Mapa, on the other hand, said government expenditures jumped as the Duterte administration deployed the second round of stimulus to help support the recovery.
Despite the disappointing end-March GDP, the economy still grew on a seasonally adjusted quarter-on-quarter basis at 0.3 percent.
“The country’s strong economic position before the pandemic and improving economic data in recent months point to an economy that is on the mend,” Socioeconomic Planning Secretary Karl Kendrick T. Chua said.
“Our economy may slow down in early 2021 given recent developments, but we will not backpedal,” he added.
Chua said the economy will likely rebound in the second-quarter due to less restrictive quarantine controls.

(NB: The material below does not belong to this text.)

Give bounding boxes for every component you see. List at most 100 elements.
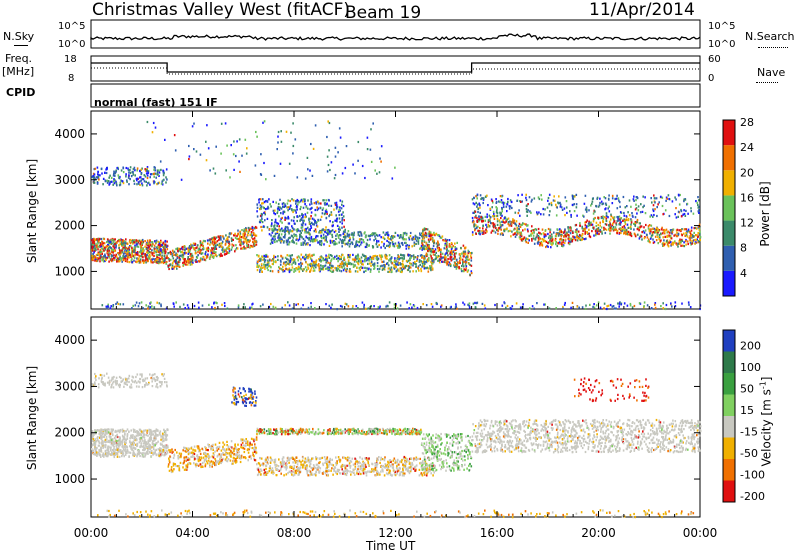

The country recorded its deepest GDP contraction in April to June 2020 at minus 16.9 percent amid the strictest lockdowns across the country due to the COVID-19 pandemic. While GDP may still reverse its losses incurred in the first quarter, Chua said the economy should expand by more than seven percent in the remaining months to attain the government’s full-year goal of 6.5 percent to 7.5 percent.
But for Moody’s Analytics, the growth outlook for the Philippines remains relatively downbeat owing to partial lockdown measures in April.
Eric Chiang, Moody’s Analytics associate economist said the recent lockdowns are expected to shave off momentum from the economic recovery and weigh on the services sector, particularly on personal services, which were not allowed to operate due to social distancing rules.